I hated to admit it because it felt like I was betraying my client, the person who had hired me, and she was technically breaking the law, but… I agreed with her. I admired her, actually. She had done what so few people actually managed. People talked all day long about how things should change or be better, but few people actually did anything about it. Ariana had. She had helped hundreds of people. How many people could really claim they’d done the same?
And yes, she’d broken the law, but she had done it for a good cause, fighting against a system that benefited the few rich and ignored the thousands of struggling poor. Until the system changed, people were going to keep dying and suffering, and she was doing what she could to balance the scales. Could I really blame her for that?
“I think that’s amazing,” I said honestly. “What you’re doing, how you’re helping people…”
Ariana gave me a sad smile. “But you can’t let it continue.”
I couldn’t deny that she had a point. I wasn’t law enforcement. I couldn’t force her to do anything and truthfully, I had no obligation to turn her in. But how could I let her just go on doing what she was doing when I might run into her again when another client hired my company?
Ariana cleared her throat. “It’s—it’s fine. I’ll figure something else out. My luck was bound to run out eventually, right? Nothing good lasts forever.”
She abruptly got up, clearing our plates from dinner and taking them to the sink to wash the dishes, and put away the leftover stew.
I stood up. “You made dinner, I’ll clean it up,” I insisted. “It was delicious, by the way. It was nice to come home to someone else being here and having the company.”

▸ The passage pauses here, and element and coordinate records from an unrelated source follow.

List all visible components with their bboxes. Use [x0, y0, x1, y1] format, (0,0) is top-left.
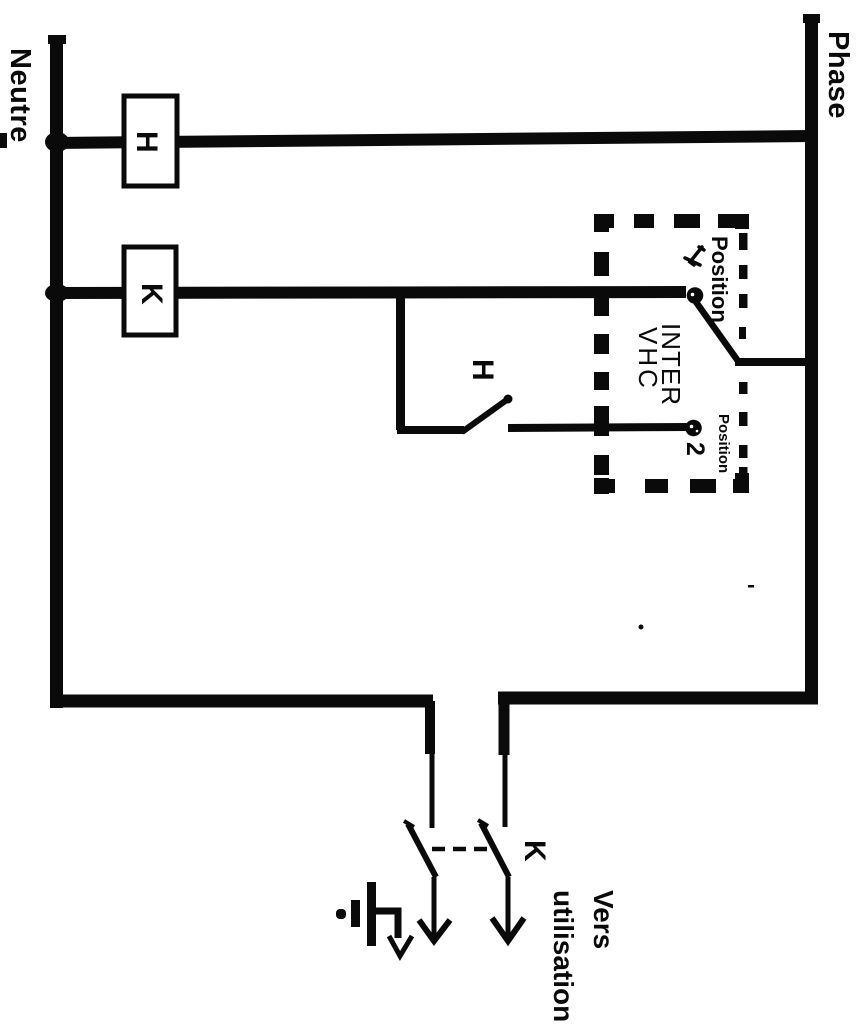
- terminal position 2: [685, 420, 702, 437]
- svg-text:Position: Position: [707, 236, 732, 323]
- label 1 (handwritten): [685, 247, 704, 265]
- wire bottom left segment: [51, 695, 433, 708]
- switch K pole 1 lever: [408, 824, 436, 877]
- svg-text:H: H: [466, 359, 499, 381]
- svg-text:Vers: Vers: [588, 890, 619, 949]
- wire K row: [52, 292, 686, 293]
- wire branch down to switch H: [396, 293, 405, 430]
- switch H lever: [462, 395, 513, 433]
- wire pole 2 drop (thin): [503, 755, 508, 827]
- dashed enclosure : bottom edge: [594, 479, 749, 493]
- switch K pole 2 lever: [481, 823, 509, 877]
- svg-text:K: K: [518, 840, 551, 862]
- wire pole 1 drop (thick): [425, 701, 435, 754]
- svg-text:Position: Position: [715, 414, 732, 473]
- wire switch H right contact to position 2: [508, 427, 690, 428]
- wire phase bus (vertical right): [803, 14, 820, 700]
- wire bottom right segment: [498, 692, 818, 705]
- scan mark left edge: [0, 133, 7, 148]
- wire H row: [52, 136, 812, 143]
- wire lever to phase: [735, 358, 813, 366]
- dashed enclosure INTER VHC : top edge: [594, 214, 744, 228]
- coil H (box): [124, 96, 177, 186]
- arrow ground: [389, 936, 412, 956]
- scan speck 1: [639, 625, 644, 630]
- wire switch H left contact: [397, 426, 464, 434]
- svg-text:utilisation: utilisation: [548, 890, 579, 1022]
- node junction H-row on neutre: [45, 132, 69, 152]
- ground branch elbow: [375, 911, 398, 938]
- arrow pole 2: [492, 877, 524, 941]
- terminal position 1: [687, 287, 704, 304]
- coil K (box): [124, 247, 176, 335]
- svg-text:H: H: [130, 131, 163, 153]
- switch VHC lever from position 1: [696, 302, 738, 361]
- switch K pole 1 contact tick: [404, 821, 414, 827]
- wire pole 2 drop (thick): [499, 698, 510, 755]
- scan speck 2: [748, 585, 754, 588]
- dashed enclosure : left edge: [594, 214, 609, 494]
- node junction K-row on neutre: [45, 284, 69, 302]
- svg-text:2: 2: [681, 442, 709, 456]
- svg-text:Phase: Phase: [822, 31, 854, 119]
- svg-text:VHC: VHC: [633, 327, 663, 391]
- dashed enclosure : right edge: [735, 214, 749, 487]
- svg-text:K: K: [135, 283, 168, 305]
- wire neutre bus (vertical left): [48, 35, 66, 708]
- switch K pole 2 contact tick: [478, 820, 488, 826]
- svg-text:Neutre: Neutre: [4, 48, 36, 143]
- coupling dashed link K: [432, 847, 492, 852]
- wire pole 1 drop (thin): [430, 754, 435, 828]
- ground symbol: [336, 882, 376, 946]
- arrow pole 1: [419, 877, 450, 941]
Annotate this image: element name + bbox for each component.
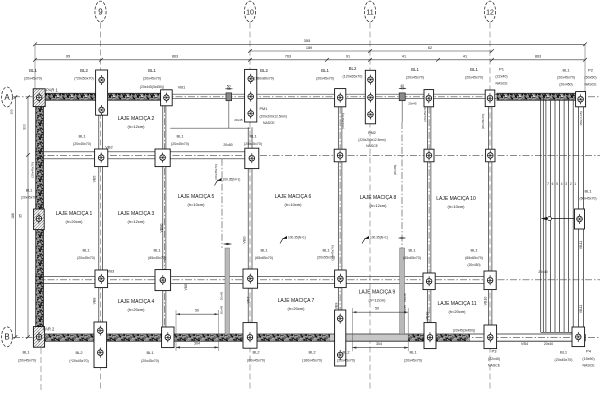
svg-text:(20x45x70): (20x45x70) [24, 77, 42, 81]
grid bubble B [2, 327, 13, 347]
svg-text:300: 300 [10, 109, 14, 114]
embedded grey beam x402 lower [400, 248, 405, 334]
beam VB9 right edge [341, 107, 343, 334]
stair direction arrow [542, 217, 577, 221]
svg-text:(60x45x70): (60x45x70) [580, 197, 597, 201]
svg-text:LAJE MACIÇA 1: LAJE MACIÇA 1 [56, 211, 93, 217]
column BL1 grid10 row3 [243, 269, 258, 288]
beam grid A middle top edge [172, 93, 497, 95]
grid line B axis [13, 336, 600, 338]
svg-text:P2: P2 [588, 68, 594, 73]
svg-text:(h=20cm): (h=20cm) [127, 307, 145, 312]
elevation marker 100.35(N+1) [362, 236, 388, 244]
svg-text:(160x80x70): (160x80x70) [254, 76, 274, 80]
column P3 grid12 bottom [484, 325, 497, 349]
svg-text:BL2: BL2 [80, 68, 88, 73]
svg-text:PAR 2: PAR 2 [43, 327, 55, 332]
svg-text:(h=20cm): (h=20cm) [448, 309, 466, 314]
column PM2 grid11 [365, 70, 375, 124]
column P1 grid12 top [485, 90, 495, 107]
extension line left [34, 44, 36, 93]
svg-text:5: 5 [556, 182, 558, 186]
svg-text:(20x45x70): (20x45x70) [73, 142, 91, 146]
column BL2 grid10 bottom [243, 323, 257, 349]
stair bottom landing edge [541, 331, 584, 333]
svg-text:355: 355 [304, 38, 311, 43]
hanger line x228 [228, 101, 230, 129]
beam grid12 left edge [487, 107, 489, 334]
dim line 304 right opening [352, 347, 408, 349]
wall band left stippled [36, 94, 43, 341]
svg-text:95: 95 [66, 55, 70, 59]
svg-text:BL2: BL2 [308, 350, 316, 355]
svg-text:BL1: BL1 [470, 67, 478, 72]
column c429 mid [424, 149, 434, 162]
svg-text:(20x45x70): (20x45x70) [481, 114, 485, 129]
svg-text:VB11: VB11 [579, 305, 583, 314]
svg-text:2: 2 [570, 182, 572, 186]
svg-text:BL1: BL1 [470, 248, 478, 253]
slab label LAJE MACIÇA 8 [360, 195, 397, 208]
stair well left edges [540, 98, 542, 333]
svg-text:41: 41 [463, 55, 467, 59]
column c340 mid [334, 149, 346, 162]
beam VB7 right edge [251, 127, 253, 334]
column BL1 c429 row3 [423, 273, 435, 290]
dim line 50 right opening [352, 311, 408, 313]
svg-text:P4: P4 [586, 349, 592, 354]
svg-text:(20x45x70): (20x45x70) [143, 77, 161, 81]
svg-text:VB9: VB9 [334, 303, 338, 310]
grid line A axis [13, 96, 600, 98]
svg-text:(20x45(3x450)): (20x45(3x450)) [453, 328, 475, 332]
svg-text:BL1: BL1 [408, 248, 416, 253]
svg-text:(*20x45x70): (*20x45x70) [69, 359, 88, 363]
beam VB3 bottom edge [35, 282, 496, 284]
svg-text:(h=12cm): (h=12cm) [368, 298, 386, 303]
svg-text:VB3: VB3 [107, 269, 115, 274]
svg-text:VBG: VBG [184, 283, 188, 290]
slab label LAJE MACIÇA 6 [275, 194, 312, 207]
svg-text:LAJE MACIÇA 9: LAJE MACIÇA 9 [359, 290, 396, 296]
grid bubble 11 [364, 1, 375, 22]
beam VB5 right edge [101, 100, 103, 334]
column PM1 grid10 [245, 69, 257, 122]
svg-text:(20x45x70): (20x45x70) [18, 358, 36, 362]
svg-text:(65x65x70): (65x65x70) [465, 256, 483, 260]
svg-text:(20x45x70): (20x45x70) [557, 76, 575, 80]
svg-text:LAJE MACIÇA 7: LAJE MACIÇA 7 [278, 298, 315, 304]
svg-text:VB7: VB7 [247, 297, 251, 304]
left dimension line inner [27, 97, 29, 337]
svg-text:VB1: VB1 [178, 85, 186, 90]
svg-text:VB5: VB5 [92, 176, 96, 183]
svg-text:BL1: BL1 [321, 68, 329, 73]
svg-text:BL1: BL1 [78, 134, 86, 139]
dim extension right opening [351, 308, 353, 351]
column PAR1 corner [33, 89, 45, 107]
svg-text:BL1: BL1 [584, 189, 592, 194]
svg-text:40: 40 [400, 84, 404, 88]
svg-text:10: 10 [246, 10, 254, 17]
column BL2 c340 top [335, 89, 346, 107]
svg-text:9: 9 [98, 8, 103, 17]
svg-text:BL1: BL1 [411, 67, 419, 72]
beam VB11 left edge [578, 94, 580, 346]
column VB11 mid support [575, 209, 585, 229]
svg-text:VB11: VB11 [579, 241, 583, 250]
svg-text:100.35(N+1): 100.35(N+1) [223, 178, 241, 182]
svg-text:6: 6 [552, 182, 554, 186]
svg-text:BL1: BL1 [26, 189, 32, 193]
svg-text:BL2: BL2 [252, 350, 260, 355]
svg-text:VB8: VB8 [92, 298, 96, 305]
column BL1 grid9 row3 [95, 270, 108, 288]
beam grid12 right edge [491, 107, 493, 334]
svg-text:VB2: VB2 [105, 144, 113, 149]
grid line 11 axis [369, 23, 371, 392]
grid bubble 12 [484, 1, 495, 22]
svg-text:12: 12 [486, 10, 494, 17]
svg-text:(65x45x70): (65x45x70) [148, 256, 166, 260]
svg-text:BL1: BL1 [22, 350, 30, 355]
svg-text:BL1: BL1 [176, 134, 184, 139]
slab label LAJE MACIÇA 9 [359, 290, 396, 303]
beam band grid B stippled right segment [408, 334, 470, 341]
svg-text:(20x45x70): (20x45x70) [337, 358, 355, 362]
column PAR2 corner [33, 327, 44, 348]
column P2 top right [576, 92, 586, 107]
svg-text:BL1: BL1 [249, 134, 257, 139]
svg-text:NASCE: NASCE [584, 82, 597, 86]
svg-text:189: 189 [306, 46, 312, 50]
svg-text:150(-0.05): 150(-0.05) [579, 111, 583, 125]
svg-text:(20x45x70): (20x45x70) [141, 359, 159, 363]
svg-text:50: 50 [375, 306, 379, 310]
column BL1 c164 row3 [155, 270, 171, 291]
embedded grey beam x227 lower [225, 248, 230, 334]
svg-text:LAJE MACIÇA 11: LAJE MACIÇA 11 [437, 301, 476, 307]
svg-text:(20x45x70): (20x45x70) [341, 113, 345, 128]
beam band grid B top edge [35, 333, 585, 335]
svg-text:(20x45x70): (20x45x70) [316, 76, 334, 80]
svg-text:(20x450): (20x450) [559, 82, 572, 86]
beam VB3 top edge [35, 275, 496, 277]
beam VB6 right edge [165, 106, 167, 334]
beam band grid B stippled left segment [35, 334, 330, 341]
svg-text:4: 4 [561, 182, 563, 186]
column P4 bottom right [572, 327, 585, 347]
svg-text:VBG: VBG [243, 236, 247, 244]
svg-text:(h=10cm): (h=10cm) [187, 202, 205, 207]
svg-text:(20x45x70): (20x45x70) [21, 196, 37, 200]
beam VB10 right edge [430, 107, 432, 334]
dim bracket x227 [224, 243, 232, 245]
beam VB9 left edge [337, 107, 339, 334]
slab label LAJE MACIÇA 2 [118, 116, 155, 129]
svg-text:(20x450): (20x450) [467, 263, 480, 267]
svg-text:304: 304 [194, 342, 200, 346]
svg-text:(20x45x70): (20x45x70) [77, 256, 95, 260]
beam grid A middle bottom edge [172, 98, 497, 100]
svg-text:B: B [4, 333, 9, 342]
stair tread numbers [547, 182, 576, 186]
svg-text:VB4: VB4 [521, 342, 528, 346]
svg-text:VB6G: VB6G [159, 223, 163, 232]
beam VB6 left edge [162, 106, 164, 334]
svg-text:304: 304 [376, 342, 382, 346]
dimension line row2 [250, 50, 492, 52]
svg-text:50: 50 [195, 308, 199, 312]
building right edge bottom [584, 334, 586, 341]
elevation marker 100.35(N+1) [215, 178, 241, 186]
svg-text:VB10: VB10 [484, 297, 488, 306]
slab 2 boundary line [170, 127, 250, 129]
svg-text:20x45: 20x45 [234, 118, 243, 122]
svg-text:VB10: VB10 [426, 312, 430, 321]
svg-text:(22x40): (22x40) [495, 75, 507, 79]
slab label LAJE MACIÇA 11 [437, 301, 476, 314]
beam VB5 left edge [98, 100, 100, 334]
svg-text:(20x45): (20x45) [393, 165, 397, 176]
svg-text:20x40: 20x40 [544, 342, 553, 346]
svg-text:(160x45x70): (160x45x70) [302, 358, 322, 362]
elevation marker 100.35(N+1) [280, 236, 306, 244]
slab label LAJE MACIÇA 5 [178, 194, 215, 207]
svg-text:20x80: 20x80 [223, 143, 232, 147]
wall band left inner edge [43, 93, 45, 341]
svg-text:91: 91 [346, 55, 350, 59]
hanger line x402 [401, 101, 403, 122]
svg-text:BL1: BL1 [146, 350, 154, 355]
svg-text:20x45: 20x45 [408, 102, 417, 106]
beam VB3 axis [35, 279, 600, 281]
svg-text:(h=12cm): (h=12cm) [127, 124, 145, 129]
column BL1 c429 bottom [424, 323, 436, 349]
svg-text:50: 50 [227, 84, 231, 88]
beam band grid B bottom edge [35, 340, 585, 342]
svg-text:BL1: BL1 [260, 248, 268, 253]
column BL2 grid9 top [96, 70, 108, 115]
svg-text:(20x45x70): (20x45x70) [171, 142, 189, 146]
svg-text:(h=20cm): (h=20cm) [65, 219, 83, 224]
svg-text:(20x45x70): (20x45x70) [404, 358, 422, 362]
beam VB10 left edge [426, 107, 428, 334]
beam band grid A top edge right [497, 92, 586, 94]
beam VB7 left edge [247, 127, 249, 334]
svg-text:(20x45x70): (20x45x70) [214, 164, 218, 179]
beam band grid A top edge left [35, 92, 172, 94]
beam VB2 bottom edge [35, 158, 259, 160]
beam band grid A bottom edge right [497, 99, 586, 101]
svg-text:PM2: PM2 [368, 131, 376, 135]
svg-text:763: 763 [285, 55, 291, 59]
svg-text:BL1: BL1 [409, 350, 417, 355]
wall axis stub below PAR2 [40, 348, 42, 392]
svg-text:BL1: BL1 [322, 248, 330, 253]
svg-text:LAJE MACIÇA 6: LAJE MACIÇA 6 [275, 194, 312, 200]
svg-text:(65x65x70): (65x65x70) [403, 256, 421, 260]
svg-text:(20x45x70): (20x45x70) [244, 142, 262, 146]
beam band grid A bottom edge left [35, 99, 172, 101]
stair treads [546, 101, 573, 333]
beam VB6 axis [163, 106, 165, 334]
svg-text:A: A [4, 93, 10, 102]
slab label LAJE MACIÇA 4 [118, 299, 155, 312]
column BL1 c340 row3 [335, 270, 347, 288]
svg-text:NASCE: NASCE [263, 121, 275, 125]
grid bubble A [2, 87, 13, 107]
svg-text:LAJE MACIÇA 4: LAJE MACIÇA 4 [118, 299, 155, 305]
svg-text:(20x45x70): (20x45x70) [423, 106, 427, 121]
dim bracket x402 [399, 237, 406, 239]
svg-text:BL1: BL1 [82, 248, 90, 253]
svg-text:1: 1 [574, 182, 576, 186]
grid line 10 axis [249, 23, 251, 392]
column wall col left [34, 209, 45, 230]
beam band grid A stippled right segment [497, 94, 586, 100]
svg-text:(50x50): (50x50) [584, 76, 596, 80]
svg-text:BL2: BL2 [260, 68, 268, 73]
svg-text:41: 41 [402, 55, 406, 59]
svg-text:20x40: 20x40 [538, 270, 547, 274]
svg-text:35: 35 [19, 214, 23, 218]
svg-text:863: 863 [172, 55, 178, 59]
svg-text:LAJE MACIÇA 8: LAJE MACIÇA 8 [360, 195, 397, 201]
grey column top x402 [399, 93, 405, 101]
svg-text:20x45: 20x45 [403, 305, 407, 314]
dim extension left opening [175, 310, 177, 351]
beam VB11 right edge [582, 94, 584, 346]
svg-text:(20x45x70): (20x45x70) [465, 75, 483, 79]
svg-text:20x45: 20x45 [403, 293, 407, 302]
svg-text:LAJE MACIÇA 2: LAJE MACIÇA 2 [118, 116, 155, 122]
slab label LAJE MACIÇA 3 [118, 211, 155, 224]
column grid12 row3 [484, 271, 496, 290]
svg-text:62: 62 [428, 46, 432, 50]
svg-text:BL1: BL1 [148, 68, 156, 73]
svg-text:NASCE: NASCE [495, 81, 508, 85]
dimension line overall 355 [35, 43, 585, 45]
column VB1 support [161, 90, 173, 106]
svg-text:100.35(N+1): 100.35(N+1) [288, 236, 306, 240]
svg-text:NASCE: NASCE [582, 364, 595, 368]
grid bubble 9 [95, 1, 106, 22]
embedded beam axis x402 [401, 122, 403, 248]
beam VB10 axis [428, 107, 430, 334]
slab label LAJE MACIÇA 10 [436, 196, 476, 209]
svg-text:BL2: BL2 [349, 66, 357, 71]
svg-text:863: 863 [535, 55, 541, 59]
svg-text:(20x45x70): (20x45x70) [331, 245, 335, 260]
embedded beam axis x222 [221, 159, 223, 248]
beam band grid A stippled left segment [35, 94, 172, 100]
svg-text:(22x40): (22x40) [488, 357, 500, 361]
svg-text:20x45: 20x45 [220, 306, 224, 315]
svg-text:(20x445(3x450)): (20x445(3x450)) [140, 85, 164, 89]
svg-text:(*20x50x70): (*20x50x70) [74, 77, 93, 81]
svg-text:PAR 1: PAR 1 [46, 87, 58, 92]
svg-text:PM1: PM1 [260, 107, 268, 111]
svg-text:(120x65x70): (120x65x70) [343, 75, 363, 79]
column BL1 c429 top [424, 90, 434, 107]
beam VB9 axis [339, 107, 341, 334]
grid line 12 axis [489, 23, 491, 392]
extension line right [584, 44, 586, 93]
grey column top x228 [226, 93, 232, 101]
dim line 50 left opening [176, 313, 219, 315]
slab label LAJE MACIÇA 1 [56, 211, 93, 224]
svg-text:P1: P1 [499, 67, 505, 72]
svg-text:(20x45x70): (20x45x70) [406, 75, 424, 79]
svg-text:(h=10cm): (h=10cm) [284, 202, 302, 207]
svg-text:P3: P3 [492, 349, 498, 354]
svg-text:(60x45x70): (60x45x70) [247, 358, 265, 362]
svg-text:3: 3 [565, 182, 567, 186]
svg-text:NASCE: NASCE [488, 364, 501, 368]
svg-text:(h=20cm): (h=20cm) [287, 306, 305, 311]
svg-text:300: 300 [22, 124, 26, 130]
column BL2 c340 bottom [335, 310, 346, 366]
column BL2 grid9 bottom [94, 322, 107, 368]
svg-text:BL2: BL2 [342, 350, 350, 355]
svg-text:BL1: BL1 [29, 68, 37, 73]
svg-text:(20x45x70): (20x45x70) [31, 162, 35, 177]
left dimension line outer [15, 97, 17, 337]
slab label LAJE MACIÇA 7 [278, 298, 315, 311]
svg-text:BL1: BL1 [560, 350, 568, 355]
svg-text:NASCE: NASCE [366, 144, 378, 148]
dimension line row3 [35, 59, 585, 61]
svg-text:11: 11 [366, 10, 373, 17]
wall band left outer edge [35, 93, 37, 341]
svg-text:LAJE MACIÇA 5: LAJE MACIÇA 5 [178, 194, 215, 200]
svg-text:BL2: BL2 [75, 350, 83, 355]
svg-text:BL1: BL1 [153, 248, 161, 253]
grid bubble 10 [244, 1, 255, 22]
svg-text:BL1: BL1 [562, 68, 570, 73]
column BL1 c164 bottom [162, 327, 174, 348]
svg-text:100.35(N+1): 100.35(N+1) [370, 236, 388, 240]
svg-text:LAJE MACIÇA 10: LAJE MACIÇA 10 [436, 196, 476, 202]
svg-text:20x45: 20x45 [220, 292, 224, 301]
svg-text:(65x65x70): (65x65x70) [255, 256, 273, 260]
svg-text:(h=12cm): (h=12cm) [369, 203, 387, 208]
column BL2 c164 mid [155, 149, 170, 167]
svg-text:(220x200x12.5mm): (220x200x12.5mm) [358, 138, 385, 142]
column BL1 grid9 mid [95, 149, 108, 167]
column grid12 mid [486, 149, 495, 162]
svg-text:(h=12cm): (h=12cm) [127, 219, 145, 224]
svg-text:LAJE MACIÇA 3: LAJE MACIÇA 3 [118, 211, 155, 217]
svg-text:(h=10cm): (h=10cm) [447, 204, 465, 209]
grid line 9 axis [100, 23, 102, 392]
beam VB2 top edge [35, 151, 259, 153]
svg-text:7: 7 [547, 182, 549, 186]
beam VB2 axis [35, 154, 600, 156]
svg-text:(20x45x70): (20x45x70) [555, 358, 573, 362]
svg-text:(200x200x12.5mm): (200x200x12.5mm) [260, 115, 287, 119]
svg-text:188: 188 [11, 213, 15, 219]
beam band grid B grey shaft segment [330, 334, 408, 341]
dim line 304 left opening [176, 346, 219, 348]
column BL1 grid10 mid [245, 148, 259, 168]
svg-text:(15x90): (15x90) [582, 357, 594, 361]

Ariana smiled down at the sink. “It was nice to have someone else with me, too. I hadn’t realized how lonely I was.” She paused, and I saw her cheeks go slightly pink. “Or how much I wanted someone to take control from me in the bedroom.”
I started on the dishes, gently hip-checking her out of the way so I could get to the sink. “Well, it makes sense to me. You’ve been alone for so long, making constant choices…” I shrugged. “In my experience, we want in the bedroom things we don’t get in our regular life. They fill a visceral need. They scratch an itch. So if you haven’t had support or have always had to make choices for yourself and take care of others, then it’s nice to be taken care of when it comes to sex, and have someone else supporting you.”

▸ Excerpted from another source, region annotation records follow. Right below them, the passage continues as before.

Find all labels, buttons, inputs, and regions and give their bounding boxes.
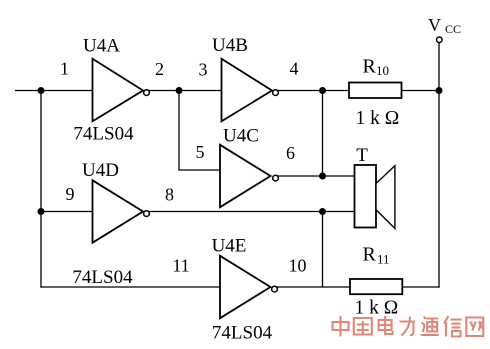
resistor R11 (350, 279, 402, 294)
svg-text:U4E: U4E (212, 236, 247, 257)
svg-text:4: 4 (290, 59, 299, 79)
svg-text:74LS04: 74LS04 (72, 267, 133, 288)
wire vertical from node after U4A down (178, 91, 180, 171)
svg-text:T: T (356, 145, 368, 166)
watermark char guo (354, 318, 372, 335)
U4B output bubble (273, 90, 279, 96)
wire Vcc vertical (438, 43, 440, 288)
svg-text:11: 11 (172, 256, 189, 276)
svg-text:11: 11 (377, 252, 390, 267)
op-amp U4A (93, 59, 144, 122)
U4C output bubble (273, 175, 279, 181)
svg-text:2: 2 (155, 59, 164, 79)
wire U4B output to R10 (277, 90, 349, 92)
U4D output bubble (144, 211, 150, 217)
Vcc terminal (437, 37, 443, 43)
svg-text:V: V (428, 15, 441, 35)
watermark char xin (444, 316, 462, 337)
watermark char tong (421, 317, 439, 336)
svg-text:R: R (363, 56, 377, 78)
node pin2 junction (176, 87, 183, 94)
svg-text:9: 9 (66, 184, 75, 204)
watermark 中国电力通信网 (333, 316, 484, 337)
svg-text:74LS04: 74LS04 (73, 124, 134, 145)
watermark char zhong (333, 316, 349, 337)
svg-text:1: 1 (60, 59, 69, 79)
svg-text:U4B: U4B (212, 35, 248, 56)
wire U4D output to speaker (149, 211, 355, 213)
svg-text:3: 3 (199, 60, 208, 80)
wire U4E output to R11 (276, 286, 350, 288)
wire U4C output to speaker (277, 175, 354, 177)
op-amp U4C (220, 145, 271, 207)
svg-text:U4A: U4A (83, 36, 120, 57)
resistor R10 (349, 83, 402, 99)
wire U4A output to U4B input (148, 90, 222, 92)
node pin6 junction (319, 173, 326, 180)
svg-text:1 k Ω: 1 k Ω (356, 108, 400, 129)
wire vertical from node8 down to U4E output wire (322, 212, 324, 288)
svg-text:10: 10 (376, 63, 389, 78)
speaker T body (355, 165, 377, 228)
U4A output bubble (144, 90, 150, 96)
node Vcc junction (436, 87, 443, 94)
svg-text:1 k Ω: 1 k Ω (355, 298, 399, 319)
wire into U4C pin5 (178, 169, 220, 171)
wire U4D input (41, 211, 93, 213)
svg-text:R: R (363, 244, 377, 266)
svg-text:8: 8 (165, 185, 174, 205)
svg-text:5: 5 (196, 142, 205, 162)
op-amp U4B (222, 59, 273, 122)
node pin4 junction (319, 87, 326, 94)
watermark char dian (379, 316, 393, 334)
svg-text:74LS04: 74LS04 (212, 323, 273, 344)
svg-text:6: 6 (286, 143, 295, 163)
wire input to U4A (15, 90, 93, 92)
wire R11 right to Vcc vertical (402, 286, 440, 288)
U4E output bubble (272, 286, 278, 292)
wire bottom to U4E input (40, 286, 220, 288)
op-amp U4D (93, 180, 144, 242)
svg-text:U4C: U4C (223, 126, 259, 147)
speaker T cone (376, 166, 395, 229)
node pin8 junction (319, 208, 326, 215)
svg-text:U4D: U4D (82, 160, 119, 181)
watermark char li (399, 317, 415, 336)
svg-text:10: 10 (289, 256, 307, 276)
wire left vertical bus (40, 91, 42, 288)
node input junction (38, 87, 45, 94)
svg-text:CC: CC (445, 22, 461, 36)
op-amp U4E (220, 256, 271, 318)
node pin9 junction (38, 208, 45, 215)
watermark char wang (466, 318, 483, 337)
wire R10 to Vcc node (402, 90, 440, 92)
wire mid vertical node2 to node6 (322, 91, 324, 177)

Ariana nodded. “That—that’s exactly it. I—” She swallowed. “That was the best sex of my life, honestly.”
Pride flooded me and I nearly dropped the plate I was washing. I knew I was good at sex. It wasn’t like I’d never been complimented on my skill in the bedroom before. But coming from Ariana it meant more to me. I didn’t want to think about why. That was a dangerous road to go down.
“By the way, I liked the paint swatches in the bedroom,” she said, changing course so fast it almost made me dizzy. “I think you should go with the darker teal color. It’s soothing and it matches the darker color scheme you have going through the whole house. Have you considered wallpaper in some rooms on the ceiling?”